Quote from: Theodore on July 27, 2022, 10:01:02 AM
I am not suitable to give recording advices since i dont do it myself but I didnt understand, when you were monitoring [from your interface to your sound system] you liked the sound but you dont like what was recorded finally ? This doesnt make sense. Dont know about interfaces, i just have a Scarlett 2i4 that i only use it for recording if i want to rip something, and i never monitor. Monitoring is done analog>digital>analog or just the analog input is 'splited' ? I bet the way it's done is the 1st mentioned, otherwise interfaces wouldnt mention latency. So if you didnt like monitor and recorded sound, you dont like your interface analog-digital convertion. But again your connections are weird. Why you use headphone output / mic input ? Your interface has RCA outputs and your system RCA inputs, right ? Try this way.

If anything else fails, try pedal in sound system, sound system's output to interface input.

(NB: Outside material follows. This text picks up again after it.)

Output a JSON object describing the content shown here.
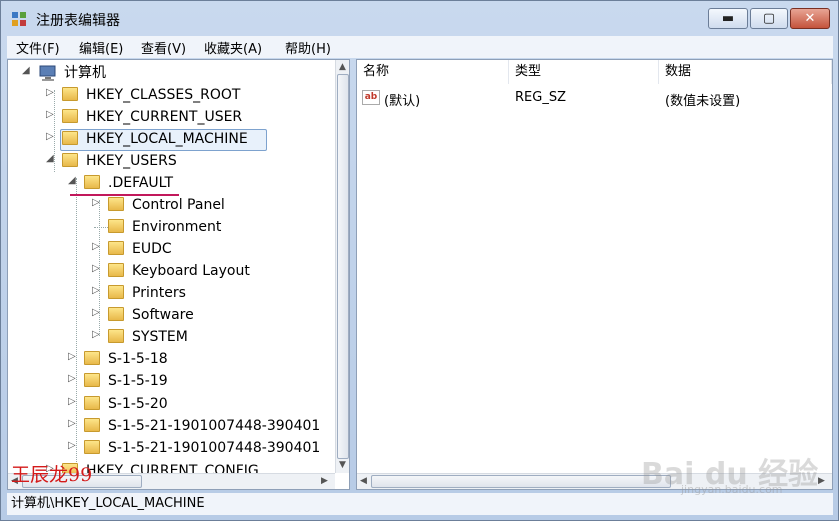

Yes as weird as it seems, it sounds COMPLETELY different, almost like this signal becomes really squished together and sounds overly digital if that makes sense. There's a lot more static to it and no depth or crunch, the audio clarity is fine so it's almost like an internal processing issue. I don't care how little sense it makes since it just the most convenient option I got since I don't have good headphones and just want to hear what is going into it and it just works since from audacity no matter what I do the internal monitoring doesn't play anything even though it records just fine (checked my sound settings and everything). The sound from those mic inputs on the sound system goes right to the speakers, there is no way through the thing to directly record that. I have just had an idea of getting a mic stand and putting the microphone wired to my interface and recording the sound directtly from the tower and seeing if thatt does me any better though. 

Theodore

The headphone output's level isnt for mic inputs. You will have distortion and what you hear it's not what it is recorded / played on your PC. So before you conclude you dont like your soundcard you have to listen it right first. Even then, your interface and your sound system are too different devices, with different characteristics, so dont expect your pedal to sound exactly the same with each of them.
"ἀθάνατοι θνητοί, θνητοὶ ἀθάνατοι, ζῶντες τὸν ἐκείνων θάνατον, τὸν δὲ ἐκείνων βίον τεθνεῶτες"

Cementimental

When I first started out I used to make some sort of fake stereo from mono recordings by just delaying one side of the stereo by a few milliseconds / samples. Completely 'wrong' i think as it could cancel stuff out if it's made mono during playback, but kind of worked :)

skyloop

Ok so an update here and I was doing it all wrong, I gave in bought an Orange 8" amp and that's legit all I needed. Bought a multi-track tascam DP-006 with a SENNHEISER E906 for recording (which will record in stereo in a far more efficient fashion at that). Yeah I'm selling this digital interface, thing is trash for harsh noise, maybe for some podcasting sort of stuff or gaming but that's it.